Before I start, I have already read this similar thread and didn't get anywhere unfortunately.
I have a PDE of the form
$$ \frac{\partial u}{\partial t} = \nabla^2[2u(u-1)(2u-1) - \gamma \nabla^2 u] $$ where $u = u(x,y,t)$.
The fourth derivative in a central difference scheme is written as: $$ \left(\frac{\partial^4 u}{\partial x^4}\right)_{ij} \approx \frac{1}{\Delta x^4} (u_{i+2, j} - 4 u_{i+1,j} + 6u_{i,j} -4u_{i-j,j} + u_{i-2, j}) $$
and similarly for the $y$ derivative. Thus, at the boundary point $i=N$, I will need ghost points $i=N+1$ and $i=N+2$. I know how to deal with $N+1$ via the Neumann boundary condition I am interested in
$$ \frac{\partial u}{\partial x} = 0 \implies u(x_i = u_{N-1} $$ in the central difference scheme. But I don't know how to deal with the second ghost point.

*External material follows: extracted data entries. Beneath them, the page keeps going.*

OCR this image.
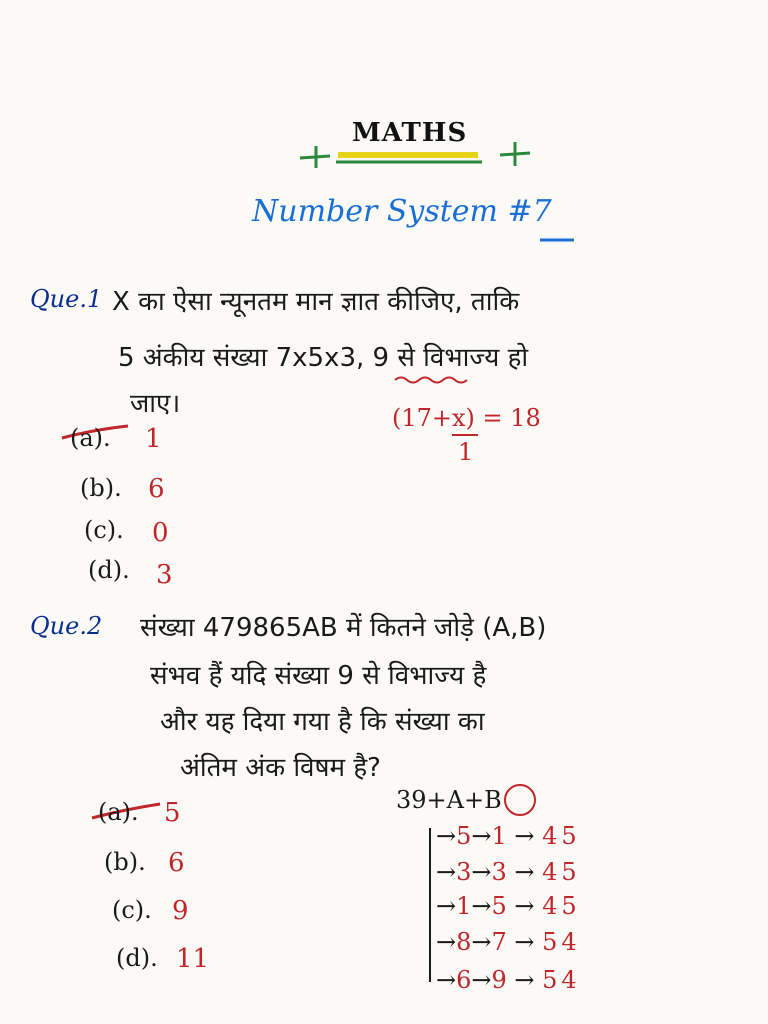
MATHS
Number System #7
Que.1 X का ऐसा न्यूनतम मान ज्ञात कीजिए, ताकि
5 अंकीय संख्या 7x5x3, 9 से विभाज्य हो
जाए।	(17+x) = 18
1
(a). 1
(b). 6
(c). 0
(d). 3
Que.2 संख्या 479865AB में कितने जोड़े (A,B)
संभव हैं यदि संख्या 9 से विभाज्य है
और यह दिया गया है कि संख्या का
अंतिम अंक विषम है?
39+A+B
→5→1 → 45
→3→3 → 45
→1→5 → 45
→8→7 → 54
→6→9 → 54
(a). 5
(b). 6
(c). 9
(d). 11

For periodic BC, I assume for i = N, i+1 wraps around to 1 and i+2 wraps around to 2, and similarly for the other boundaries. But do the coefficients change or do they stay the same? How do I write this in matrix form?

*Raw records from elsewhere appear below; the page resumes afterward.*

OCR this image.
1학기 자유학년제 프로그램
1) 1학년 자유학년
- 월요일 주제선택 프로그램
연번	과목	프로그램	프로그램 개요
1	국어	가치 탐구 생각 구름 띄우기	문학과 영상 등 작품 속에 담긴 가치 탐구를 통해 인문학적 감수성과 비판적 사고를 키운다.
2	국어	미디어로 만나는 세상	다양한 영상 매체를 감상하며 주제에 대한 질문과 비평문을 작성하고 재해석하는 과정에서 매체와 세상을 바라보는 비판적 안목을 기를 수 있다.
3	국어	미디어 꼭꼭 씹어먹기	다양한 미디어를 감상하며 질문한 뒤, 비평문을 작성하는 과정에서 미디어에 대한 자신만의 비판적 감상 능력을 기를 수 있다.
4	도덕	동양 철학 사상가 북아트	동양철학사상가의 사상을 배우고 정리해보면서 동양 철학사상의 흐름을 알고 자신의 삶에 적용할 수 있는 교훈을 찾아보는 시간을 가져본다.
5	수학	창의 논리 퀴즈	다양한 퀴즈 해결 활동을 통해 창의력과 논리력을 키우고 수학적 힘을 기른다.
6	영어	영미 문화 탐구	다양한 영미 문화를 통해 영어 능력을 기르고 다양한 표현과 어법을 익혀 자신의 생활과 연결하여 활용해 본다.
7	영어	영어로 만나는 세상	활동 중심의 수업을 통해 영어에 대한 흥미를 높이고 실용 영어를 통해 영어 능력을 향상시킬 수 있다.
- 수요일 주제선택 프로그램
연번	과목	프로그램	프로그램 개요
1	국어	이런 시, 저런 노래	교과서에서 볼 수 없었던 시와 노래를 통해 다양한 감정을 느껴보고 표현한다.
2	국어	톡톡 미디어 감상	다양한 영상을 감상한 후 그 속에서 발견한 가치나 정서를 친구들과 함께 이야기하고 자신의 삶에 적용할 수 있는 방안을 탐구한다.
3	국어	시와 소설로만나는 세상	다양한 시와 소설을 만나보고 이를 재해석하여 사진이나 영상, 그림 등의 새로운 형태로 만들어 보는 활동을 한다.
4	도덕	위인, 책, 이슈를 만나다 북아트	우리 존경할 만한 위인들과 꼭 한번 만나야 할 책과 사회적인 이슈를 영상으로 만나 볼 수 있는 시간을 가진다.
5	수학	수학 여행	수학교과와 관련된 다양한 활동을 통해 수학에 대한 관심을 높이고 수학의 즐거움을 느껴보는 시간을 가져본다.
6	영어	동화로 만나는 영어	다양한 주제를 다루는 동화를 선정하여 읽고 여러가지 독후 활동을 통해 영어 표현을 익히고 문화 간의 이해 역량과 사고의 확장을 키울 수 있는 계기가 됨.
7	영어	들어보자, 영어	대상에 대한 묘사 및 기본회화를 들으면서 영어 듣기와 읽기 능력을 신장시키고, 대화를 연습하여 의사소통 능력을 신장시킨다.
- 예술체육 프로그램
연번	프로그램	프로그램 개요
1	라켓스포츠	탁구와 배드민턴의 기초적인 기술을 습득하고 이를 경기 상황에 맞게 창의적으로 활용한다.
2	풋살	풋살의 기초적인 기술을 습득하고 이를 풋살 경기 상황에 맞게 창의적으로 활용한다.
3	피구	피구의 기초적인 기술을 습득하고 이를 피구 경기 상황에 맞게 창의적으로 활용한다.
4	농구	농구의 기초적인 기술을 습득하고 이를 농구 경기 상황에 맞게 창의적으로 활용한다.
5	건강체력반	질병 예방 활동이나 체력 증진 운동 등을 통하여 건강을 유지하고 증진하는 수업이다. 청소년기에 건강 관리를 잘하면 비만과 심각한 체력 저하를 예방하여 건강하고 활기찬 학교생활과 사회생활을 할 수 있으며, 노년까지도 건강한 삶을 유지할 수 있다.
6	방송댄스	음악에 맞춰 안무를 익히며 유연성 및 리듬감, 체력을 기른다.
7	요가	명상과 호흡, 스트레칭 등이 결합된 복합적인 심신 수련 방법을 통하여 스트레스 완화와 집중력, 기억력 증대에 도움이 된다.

So the problem stems not from the discretization but begins at the orignial problem. For a forth order equation (in space) you need four distinct boundary conditions to expect a unique solution. Usually this would mean two on each side ("one" periodic boundary conditions counts as two!) and this transfers also to the discretization. For the case of periodic boundary conditions this is a little bit hidden but what you are actually doing when using $u_{N+1}=u_1$ and $u_{N+1}=u_2$ you are discretizing the following boundary conditions $$\begin{cases}u(x_0)=u(x_N)\\u_x(x_0)=u_x(x_N)\end{cases}$$ So the questions regarding Neumann boundary conditions is: what is your second set of boundary conditions you want to discretize?

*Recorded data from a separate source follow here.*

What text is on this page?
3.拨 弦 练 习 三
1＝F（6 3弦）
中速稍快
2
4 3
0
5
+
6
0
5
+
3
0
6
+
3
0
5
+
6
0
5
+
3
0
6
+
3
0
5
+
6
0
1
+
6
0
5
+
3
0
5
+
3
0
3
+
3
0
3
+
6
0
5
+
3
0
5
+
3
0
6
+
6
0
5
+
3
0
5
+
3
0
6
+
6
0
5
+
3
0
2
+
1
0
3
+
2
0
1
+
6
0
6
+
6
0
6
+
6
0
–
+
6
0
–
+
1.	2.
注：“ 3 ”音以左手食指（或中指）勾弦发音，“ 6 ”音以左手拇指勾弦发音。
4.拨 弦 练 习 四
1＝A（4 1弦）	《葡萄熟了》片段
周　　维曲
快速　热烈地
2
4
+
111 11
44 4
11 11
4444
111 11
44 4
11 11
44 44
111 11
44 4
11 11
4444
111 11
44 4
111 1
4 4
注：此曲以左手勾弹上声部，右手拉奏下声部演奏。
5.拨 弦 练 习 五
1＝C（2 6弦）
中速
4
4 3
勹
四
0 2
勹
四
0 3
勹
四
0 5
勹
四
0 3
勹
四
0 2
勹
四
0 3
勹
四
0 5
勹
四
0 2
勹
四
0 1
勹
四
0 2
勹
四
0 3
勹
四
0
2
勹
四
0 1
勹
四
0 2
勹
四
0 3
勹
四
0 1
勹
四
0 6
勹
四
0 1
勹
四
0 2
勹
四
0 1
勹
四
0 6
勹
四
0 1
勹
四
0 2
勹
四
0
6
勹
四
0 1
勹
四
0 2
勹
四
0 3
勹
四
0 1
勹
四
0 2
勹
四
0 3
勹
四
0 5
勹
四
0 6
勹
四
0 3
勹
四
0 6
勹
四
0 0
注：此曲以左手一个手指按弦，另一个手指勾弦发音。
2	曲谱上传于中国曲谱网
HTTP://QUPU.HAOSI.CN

Coming back to the periodic case the discretization matrix (for one space dimenstion) usually looks like this $$ \begin{array}{cccccccc} 6 & -4 & 1 & 0 & 0 & 0 & \ldots&0&1&-4 \\ -4 & 6 & -4 & 1 & 0 & 0 & \ldots&0&0&1\\ 1 & -4 & 6 & -4 & 1 & 0 & \ldots&0&0&0\\ 0 & 1 & -4 & 6 & -4 & 1 & \ldots&0&0&0\\ 0 & 0 & 1 & -4 & 6 & -4 & \ldots&0&0&0\\ \vdots & \vdots & & \ddots & \ddots & \ddots &\ddots&\\ \vdots & \vdots & & & \ddots & \ddots &\ddots&\ddots\\ 0 & 0 & 0 &\ldots &0& 1 & -4 & 6 & -4 & 1 \\ 1&0&0&\ldots&0&0&1&-4 & 6 & -4 \\ -4&1&0&\ldots&0&0&0& 1 & -4 & 6 \end{array} $$
The two dimensional case is abit more tedious since the neighbouring points in $y$ direction are usually "further away" in your discretization. Let me know if you neeed help with that as well.